I have designed a real-time scheduler based on LibTorch, using multiple CUDA Contexts and Streams. The problem is sometimes one of the contexts gets stuck suddenly and whatever workload I assign to it gets stuck.

This is a simple code showing how I use it:

_stream = at::cuda::getStreamFromPool(false, _context->index);
auto output = sequential->forward(input);

It’s a complex scheduler and I have modified the source for PyTorch to treat each CUDA Context as a separate CUDA device. It’s interesting when using a smaller input size for the network (like 224x224), it works fine but when I use a larger input size (like 512x512) sometimes it gets stuck.

This is a screenshot from NSight Systems showing that after a specific time Context 2 has stuck and no more kernels have been scheduled in it. (And all the modules being executed in it are frozen). Using CUDA_LAUNCH_BLOCKING=0 also solves the problem but I don’t want to use it because it results in poor performance.

Does anyone have any idea what would be the reason for this?

Some guesses:

  1. The smaller model(s) may use kernels that have smaller launch bounds, allowing concurrent execution of multiple streams. I wonder if the larger models have more kernels that can only execute one-by-one on the device, exposing some potential deadlocks if the streams have complex dependencies. However, this seems unlikely as we would expect to see similar behavior with CUDA_LAUNCH_BLOCKING=1. (I assume this is what you meant as CUDA_LAUNCH_BLOCKING=0 should be the default.

  2. I wonder if synchronizing calls e.g., to cudaMalloc occur with the larger models and cause problems as the caching allocator may be running out of free memory—requiring discarded Tensors to be recycled and triggering new calls to cudaMalloc. Does setting PYTORCH_NO_CUDA_MEMORY_CACHING=1 in the small-model case also cause problems? If so then I would guess that it could be related to memory usage and caching allocator behavior.

As you mentioned, obviously number 1 is not the case.
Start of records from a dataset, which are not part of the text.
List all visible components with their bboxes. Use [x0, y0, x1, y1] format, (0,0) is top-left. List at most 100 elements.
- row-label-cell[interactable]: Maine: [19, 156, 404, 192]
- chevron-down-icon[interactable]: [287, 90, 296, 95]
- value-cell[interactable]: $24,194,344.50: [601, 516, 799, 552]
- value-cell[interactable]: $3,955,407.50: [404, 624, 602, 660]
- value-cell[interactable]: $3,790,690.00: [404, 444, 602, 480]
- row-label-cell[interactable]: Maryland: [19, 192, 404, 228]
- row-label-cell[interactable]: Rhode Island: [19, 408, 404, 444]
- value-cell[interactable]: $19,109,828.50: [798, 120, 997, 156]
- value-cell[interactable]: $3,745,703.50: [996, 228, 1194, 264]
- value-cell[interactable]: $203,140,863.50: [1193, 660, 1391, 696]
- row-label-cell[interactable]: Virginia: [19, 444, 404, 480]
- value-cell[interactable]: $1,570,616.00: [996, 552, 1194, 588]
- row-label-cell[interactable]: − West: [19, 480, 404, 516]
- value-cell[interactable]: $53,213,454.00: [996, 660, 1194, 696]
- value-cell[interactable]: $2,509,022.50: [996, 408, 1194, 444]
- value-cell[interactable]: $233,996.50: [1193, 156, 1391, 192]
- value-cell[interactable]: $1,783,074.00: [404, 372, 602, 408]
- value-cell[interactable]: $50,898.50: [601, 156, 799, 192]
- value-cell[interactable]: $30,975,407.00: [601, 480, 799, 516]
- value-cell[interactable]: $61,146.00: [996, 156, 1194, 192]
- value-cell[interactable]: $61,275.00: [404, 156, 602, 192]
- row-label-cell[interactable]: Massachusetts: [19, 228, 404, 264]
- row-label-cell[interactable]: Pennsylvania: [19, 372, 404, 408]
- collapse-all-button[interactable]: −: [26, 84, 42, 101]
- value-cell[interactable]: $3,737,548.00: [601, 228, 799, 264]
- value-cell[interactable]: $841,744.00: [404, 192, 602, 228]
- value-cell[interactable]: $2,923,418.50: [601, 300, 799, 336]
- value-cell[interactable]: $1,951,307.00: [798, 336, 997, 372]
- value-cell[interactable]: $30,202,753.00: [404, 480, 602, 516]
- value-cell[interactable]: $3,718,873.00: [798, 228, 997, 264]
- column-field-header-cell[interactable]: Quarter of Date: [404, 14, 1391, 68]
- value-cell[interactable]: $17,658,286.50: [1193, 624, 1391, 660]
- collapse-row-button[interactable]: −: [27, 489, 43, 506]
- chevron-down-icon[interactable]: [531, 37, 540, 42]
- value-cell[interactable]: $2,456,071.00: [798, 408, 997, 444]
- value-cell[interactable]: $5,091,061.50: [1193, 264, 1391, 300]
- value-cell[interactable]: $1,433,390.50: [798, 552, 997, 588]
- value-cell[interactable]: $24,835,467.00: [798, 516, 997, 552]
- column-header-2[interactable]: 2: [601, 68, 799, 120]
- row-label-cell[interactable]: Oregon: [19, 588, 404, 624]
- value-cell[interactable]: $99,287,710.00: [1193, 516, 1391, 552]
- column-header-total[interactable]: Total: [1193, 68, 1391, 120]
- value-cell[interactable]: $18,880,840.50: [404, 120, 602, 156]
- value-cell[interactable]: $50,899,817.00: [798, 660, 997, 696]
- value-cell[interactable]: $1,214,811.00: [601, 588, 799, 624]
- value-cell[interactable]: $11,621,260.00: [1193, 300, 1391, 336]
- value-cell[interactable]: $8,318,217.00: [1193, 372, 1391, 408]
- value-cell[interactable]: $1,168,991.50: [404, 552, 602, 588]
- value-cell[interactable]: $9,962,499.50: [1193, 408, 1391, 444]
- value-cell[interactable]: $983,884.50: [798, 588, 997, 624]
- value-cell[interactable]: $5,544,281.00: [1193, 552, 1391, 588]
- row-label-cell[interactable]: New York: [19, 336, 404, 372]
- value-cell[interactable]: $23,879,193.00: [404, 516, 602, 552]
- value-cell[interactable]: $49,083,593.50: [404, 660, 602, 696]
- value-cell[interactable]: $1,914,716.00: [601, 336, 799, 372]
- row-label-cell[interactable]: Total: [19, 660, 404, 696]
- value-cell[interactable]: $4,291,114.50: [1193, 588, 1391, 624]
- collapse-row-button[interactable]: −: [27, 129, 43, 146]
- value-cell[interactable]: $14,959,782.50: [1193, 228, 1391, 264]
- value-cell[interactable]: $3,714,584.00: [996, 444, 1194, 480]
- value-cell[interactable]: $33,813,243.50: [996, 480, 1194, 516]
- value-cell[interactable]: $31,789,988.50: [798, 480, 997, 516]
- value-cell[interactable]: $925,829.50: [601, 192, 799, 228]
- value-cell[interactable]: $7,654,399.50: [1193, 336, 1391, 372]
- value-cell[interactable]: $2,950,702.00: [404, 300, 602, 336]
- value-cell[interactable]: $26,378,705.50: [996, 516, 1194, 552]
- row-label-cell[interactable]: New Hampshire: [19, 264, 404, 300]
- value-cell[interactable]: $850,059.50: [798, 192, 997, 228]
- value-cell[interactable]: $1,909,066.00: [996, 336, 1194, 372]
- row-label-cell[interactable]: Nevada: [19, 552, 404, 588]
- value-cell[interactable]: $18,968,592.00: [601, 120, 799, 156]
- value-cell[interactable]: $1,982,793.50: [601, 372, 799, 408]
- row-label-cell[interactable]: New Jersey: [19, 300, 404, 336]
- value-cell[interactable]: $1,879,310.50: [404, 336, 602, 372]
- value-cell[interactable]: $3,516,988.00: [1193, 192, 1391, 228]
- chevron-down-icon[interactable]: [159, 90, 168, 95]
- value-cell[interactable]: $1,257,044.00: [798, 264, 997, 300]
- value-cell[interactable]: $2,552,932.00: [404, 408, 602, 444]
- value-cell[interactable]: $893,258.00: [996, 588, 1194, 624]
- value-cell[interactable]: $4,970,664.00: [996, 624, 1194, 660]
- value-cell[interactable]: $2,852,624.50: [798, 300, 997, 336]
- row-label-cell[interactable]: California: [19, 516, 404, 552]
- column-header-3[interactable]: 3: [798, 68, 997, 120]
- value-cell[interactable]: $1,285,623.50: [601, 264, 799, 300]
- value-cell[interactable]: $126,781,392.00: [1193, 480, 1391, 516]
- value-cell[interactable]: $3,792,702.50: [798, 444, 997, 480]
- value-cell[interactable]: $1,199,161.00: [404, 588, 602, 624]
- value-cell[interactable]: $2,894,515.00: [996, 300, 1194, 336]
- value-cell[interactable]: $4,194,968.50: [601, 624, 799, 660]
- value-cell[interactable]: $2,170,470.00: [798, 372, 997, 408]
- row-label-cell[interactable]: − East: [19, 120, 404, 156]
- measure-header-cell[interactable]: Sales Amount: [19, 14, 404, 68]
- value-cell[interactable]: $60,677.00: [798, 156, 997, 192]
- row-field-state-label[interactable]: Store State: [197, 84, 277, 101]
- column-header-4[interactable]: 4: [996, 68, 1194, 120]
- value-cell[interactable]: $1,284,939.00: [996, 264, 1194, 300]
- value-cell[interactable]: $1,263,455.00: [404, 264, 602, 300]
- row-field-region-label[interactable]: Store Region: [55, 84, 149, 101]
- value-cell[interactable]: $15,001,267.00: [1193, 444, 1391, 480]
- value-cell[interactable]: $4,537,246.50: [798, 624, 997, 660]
But I tried PYTORCH_NO_CUDA_MEMORY_CACHING=1 even with a smaller size the code does not get stuck, but it really drops the performance, let’s say it gets almost 10 times slower. I think GPU is not happy with parallel cudaMalloc requests. I profiled it and most of the execution time is occupied by cudaMalloc and cudaFree.
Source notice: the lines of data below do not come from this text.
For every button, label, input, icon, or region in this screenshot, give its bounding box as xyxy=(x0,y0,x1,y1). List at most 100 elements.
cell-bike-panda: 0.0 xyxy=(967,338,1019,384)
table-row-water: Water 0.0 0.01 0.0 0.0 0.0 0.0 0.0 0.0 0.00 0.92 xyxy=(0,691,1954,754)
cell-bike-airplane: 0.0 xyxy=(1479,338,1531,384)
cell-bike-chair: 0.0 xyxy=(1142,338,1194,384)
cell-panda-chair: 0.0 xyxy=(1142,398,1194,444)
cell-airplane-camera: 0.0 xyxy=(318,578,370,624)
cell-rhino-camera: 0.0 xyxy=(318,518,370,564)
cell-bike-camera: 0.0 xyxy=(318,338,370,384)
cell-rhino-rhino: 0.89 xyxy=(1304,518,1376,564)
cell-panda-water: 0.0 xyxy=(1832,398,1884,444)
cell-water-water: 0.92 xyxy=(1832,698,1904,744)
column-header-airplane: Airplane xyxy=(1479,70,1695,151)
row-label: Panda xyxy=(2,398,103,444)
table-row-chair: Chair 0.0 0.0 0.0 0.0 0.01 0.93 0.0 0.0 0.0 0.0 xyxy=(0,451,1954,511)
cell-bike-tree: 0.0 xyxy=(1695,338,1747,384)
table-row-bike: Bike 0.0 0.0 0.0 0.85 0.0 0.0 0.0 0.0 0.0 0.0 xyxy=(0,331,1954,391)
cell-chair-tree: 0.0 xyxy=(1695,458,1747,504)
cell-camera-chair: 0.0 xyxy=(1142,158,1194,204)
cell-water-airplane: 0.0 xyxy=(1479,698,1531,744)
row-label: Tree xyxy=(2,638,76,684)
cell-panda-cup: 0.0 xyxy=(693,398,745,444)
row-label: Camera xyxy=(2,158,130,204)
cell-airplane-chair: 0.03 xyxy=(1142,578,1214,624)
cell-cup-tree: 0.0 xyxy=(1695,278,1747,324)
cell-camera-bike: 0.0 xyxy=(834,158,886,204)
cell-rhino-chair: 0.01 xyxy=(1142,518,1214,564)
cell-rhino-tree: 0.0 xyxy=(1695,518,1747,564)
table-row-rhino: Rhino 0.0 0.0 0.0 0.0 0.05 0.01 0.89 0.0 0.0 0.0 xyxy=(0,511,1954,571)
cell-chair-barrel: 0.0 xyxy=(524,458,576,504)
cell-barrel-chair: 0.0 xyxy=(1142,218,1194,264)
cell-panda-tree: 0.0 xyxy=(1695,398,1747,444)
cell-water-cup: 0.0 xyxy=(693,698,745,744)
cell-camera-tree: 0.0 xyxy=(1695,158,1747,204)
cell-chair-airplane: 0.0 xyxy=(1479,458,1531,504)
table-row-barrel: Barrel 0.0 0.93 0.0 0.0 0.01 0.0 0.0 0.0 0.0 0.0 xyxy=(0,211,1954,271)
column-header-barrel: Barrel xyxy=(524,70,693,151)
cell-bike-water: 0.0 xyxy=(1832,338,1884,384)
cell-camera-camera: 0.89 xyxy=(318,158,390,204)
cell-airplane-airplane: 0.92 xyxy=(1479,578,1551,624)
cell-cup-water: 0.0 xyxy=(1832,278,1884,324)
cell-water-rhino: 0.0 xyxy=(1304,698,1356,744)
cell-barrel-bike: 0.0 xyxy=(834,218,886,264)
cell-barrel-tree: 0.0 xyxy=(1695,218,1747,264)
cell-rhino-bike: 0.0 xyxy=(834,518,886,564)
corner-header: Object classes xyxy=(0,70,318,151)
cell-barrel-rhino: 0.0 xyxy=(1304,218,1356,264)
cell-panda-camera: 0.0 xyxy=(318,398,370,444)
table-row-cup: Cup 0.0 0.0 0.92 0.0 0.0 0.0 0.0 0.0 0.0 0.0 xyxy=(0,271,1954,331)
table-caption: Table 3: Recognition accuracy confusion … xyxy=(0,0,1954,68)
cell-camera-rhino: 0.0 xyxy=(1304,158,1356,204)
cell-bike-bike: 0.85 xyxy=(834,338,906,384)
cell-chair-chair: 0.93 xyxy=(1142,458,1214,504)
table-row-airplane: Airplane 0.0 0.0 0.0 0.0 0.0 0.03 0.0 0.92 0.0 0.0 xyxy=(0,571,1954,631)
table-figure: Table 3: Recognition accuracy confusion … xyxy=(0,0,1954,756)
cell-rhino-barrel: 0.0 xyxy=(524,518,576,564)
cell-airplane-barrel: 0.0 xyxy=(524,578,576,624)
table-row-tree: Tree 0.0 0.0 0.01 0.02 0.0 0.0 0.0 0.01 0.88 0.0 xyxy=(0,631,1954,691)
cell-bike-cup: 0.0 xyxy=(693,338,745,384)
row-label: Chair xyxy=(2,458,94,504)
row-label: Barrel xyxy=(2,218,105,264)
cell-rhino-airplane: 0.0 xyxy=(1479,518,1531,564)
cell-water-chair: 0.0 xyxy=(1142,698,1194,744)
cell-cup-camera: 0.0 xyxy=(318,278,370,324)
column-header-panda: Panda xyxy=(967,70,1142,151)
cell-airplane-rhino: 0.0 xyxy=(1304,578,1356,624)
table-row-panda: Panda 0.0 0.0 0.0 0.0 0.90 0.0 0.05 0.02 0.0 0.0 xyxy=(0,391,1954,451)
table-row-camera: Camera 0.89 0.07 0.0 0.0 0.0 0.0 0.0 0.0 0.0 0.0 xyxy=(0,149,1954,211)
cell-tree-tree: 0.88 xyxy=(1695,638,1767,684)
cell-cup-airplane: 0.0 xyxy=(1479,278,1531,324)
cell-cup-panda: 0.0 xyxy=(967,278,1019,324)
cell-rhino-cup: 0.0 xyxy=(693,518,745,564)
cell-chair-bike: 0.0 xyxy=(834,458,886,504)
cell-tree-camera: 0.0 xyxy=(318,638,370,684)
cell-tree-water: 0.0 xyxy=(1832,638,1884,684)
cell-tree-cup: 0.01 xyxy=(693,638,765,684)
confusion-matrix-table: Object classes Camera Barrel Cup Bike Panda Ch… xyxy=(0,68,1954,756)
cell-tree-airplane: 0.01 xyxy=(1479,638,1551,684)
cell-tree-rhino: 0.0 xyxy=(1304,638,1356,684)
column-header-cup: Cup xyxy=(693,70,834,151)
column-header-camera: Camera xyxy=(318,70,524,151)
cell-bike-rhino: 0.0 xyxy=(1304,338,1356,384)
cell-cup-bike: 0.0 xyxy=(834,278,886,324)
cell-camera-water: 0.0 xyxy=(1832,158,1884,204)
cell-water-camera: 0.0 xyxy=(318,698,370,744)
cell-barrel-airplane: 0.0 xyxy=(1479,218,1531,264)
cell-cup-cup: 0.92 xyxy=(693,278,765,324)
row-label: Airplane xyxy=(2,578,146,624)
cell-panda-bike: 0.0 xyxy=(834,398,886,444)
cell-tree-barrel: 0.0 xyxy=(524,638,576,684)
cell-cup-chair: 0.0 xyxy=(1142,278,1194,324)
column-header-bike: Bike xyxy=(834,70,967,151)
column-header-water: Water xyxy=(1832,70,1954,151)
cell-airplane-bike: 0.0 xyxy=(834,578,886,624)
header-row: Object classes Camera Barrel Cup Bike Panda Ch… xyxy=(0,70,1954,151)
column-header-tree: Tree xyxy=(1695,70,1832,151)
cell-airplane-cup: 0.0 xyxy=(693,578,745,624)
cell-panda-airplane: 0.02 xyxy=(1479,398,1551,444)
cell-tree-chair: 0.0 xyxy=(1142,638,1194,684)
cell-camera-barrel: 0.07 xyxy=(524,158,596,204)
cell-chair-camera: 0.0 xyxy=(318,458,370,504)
I also noticed that when a thread gets stuck (and eventually every other thread which tries to use the same CUDA Context freezes as well), there is an io control call every second in this thread like this. I don’t know what it exactly means (maybe the CPU is trying to reach the GPU but just GPU does not respond properly), but I though it would provide some information.